In a world full of cookbooks, blogs, magazines, apps and websites filled with new recipes… it can be overwhelming to keep track of all your favorites or to choose what sounds good.

My good friend Echo is a wife and a mama who creates beauty everywhere she goes. Her house is full of the perfect little touches to make it feel like home. Her two little girls are full of personality and each have their own unique style. And Echo herself is simply beautiful in every way.

She also loves to cook! I asked her to share a bit with us about where she finds inspirations and I’m sure you too will be inspired!

ENJOY!

Elizabeth

PINTEREST: by echo zielinski

I am sure most of you have heard of or are currently using (or like me, addicted to) Pinterest! If you are one of the few that have not jumped on the pinterest bandwagon, you are missing out! I know I know, there are so many social media outlets to try and keep up with it’s exhausting, but really, this one can really make your life easier and will leave you feeling more then a little bit inspired!

In short, Pinterest is an online inspiration board where you can “pin” a photo from any website you want along with a description. When you go to your pinterest page you will be able to quickly access all the inspiring things you have found.

I use pinterest as inspiration for decorating my home, planning parties and showers, remembering cute things I find for my two little girls, but most of all, pinterest has changed the way I find what it is I am going to cook.

I have countless recipe books that sit and collect dust and I have done my fair share of googling recipes. Both ways typically leave me uninspired and with a headache.
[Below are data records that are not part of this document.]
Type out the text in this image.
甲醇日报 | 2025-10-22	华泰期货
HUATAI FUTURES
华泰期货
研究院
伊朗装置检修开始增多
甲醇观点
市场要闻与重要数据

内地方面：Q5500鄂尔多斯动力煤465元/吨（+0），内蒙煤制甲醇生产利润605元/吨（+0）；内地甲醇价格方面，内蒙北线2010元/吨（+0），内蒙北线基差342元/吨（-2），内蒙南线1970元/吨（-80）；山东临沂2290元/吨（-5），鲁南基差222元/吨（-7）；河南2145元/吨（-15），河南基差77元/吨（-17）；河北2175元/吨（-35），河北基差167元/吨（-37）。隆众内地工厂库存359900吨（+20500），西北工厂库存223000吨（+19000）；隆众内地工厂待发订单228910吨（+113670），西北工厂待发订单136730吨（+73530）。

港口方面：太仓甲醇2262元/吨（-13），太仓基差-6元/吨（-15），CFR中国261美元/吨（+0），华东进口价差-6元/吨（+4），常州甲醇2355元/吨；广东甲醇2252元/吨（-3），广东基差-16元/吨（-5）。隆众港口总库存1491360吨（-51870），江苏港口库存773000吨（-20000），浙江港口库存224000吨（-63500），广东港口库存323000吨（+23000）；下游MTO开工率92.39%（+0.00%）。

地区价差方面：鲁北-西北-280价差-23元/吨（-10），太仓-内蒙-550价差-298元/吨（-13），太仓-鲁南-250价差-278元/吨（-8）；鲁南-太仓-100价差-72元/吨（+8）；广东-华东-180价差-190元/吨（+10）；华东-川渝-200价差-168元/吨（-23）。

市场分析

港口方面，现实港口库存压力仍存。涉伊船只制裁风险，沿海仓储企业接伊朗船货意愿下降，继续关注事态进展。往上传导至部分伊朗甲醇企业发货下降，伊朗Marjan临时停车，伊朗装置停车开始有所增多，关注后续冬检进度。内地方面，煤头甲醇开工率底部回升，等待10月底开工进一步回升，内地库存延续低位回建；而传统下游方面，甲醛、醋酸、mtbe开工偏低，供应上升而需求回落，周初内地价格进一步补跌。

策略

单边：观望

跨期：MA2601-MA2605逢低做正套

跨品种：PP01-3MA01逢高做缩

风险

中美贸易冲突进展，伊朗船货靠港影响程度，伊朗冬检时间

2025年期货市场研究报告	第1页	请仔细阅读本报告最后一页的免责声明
I need a photo, a beautiful picture of the food that makes me drool and leaves me wanting to take a bite of its deliciousness right now!

This is where pinterest is really great! Literally, pictures pictures everywhere!

(here is a photo of what my pinterest page looks like)

There are a couple of ways to use Pinterest. One way is when you do find something on the Internet that you want to make, pin it (there are directions on pinterest as to how to get the “pin it” button on your bookmark tab which will make this possible)

I am going to show you how to pin a recipe from Tastespotting.com. This is a great website to find delicious recipes. Simply search for something you have in mind, or browse through the pages and you are sure to find many things deemed pin worthy. Lets say the 3 bean stew in the photo above looks like something you or your family would enjoy! Simply click on it, hit “pin it” from your bookmark page, click on the appropriate photo to go along with the recipe.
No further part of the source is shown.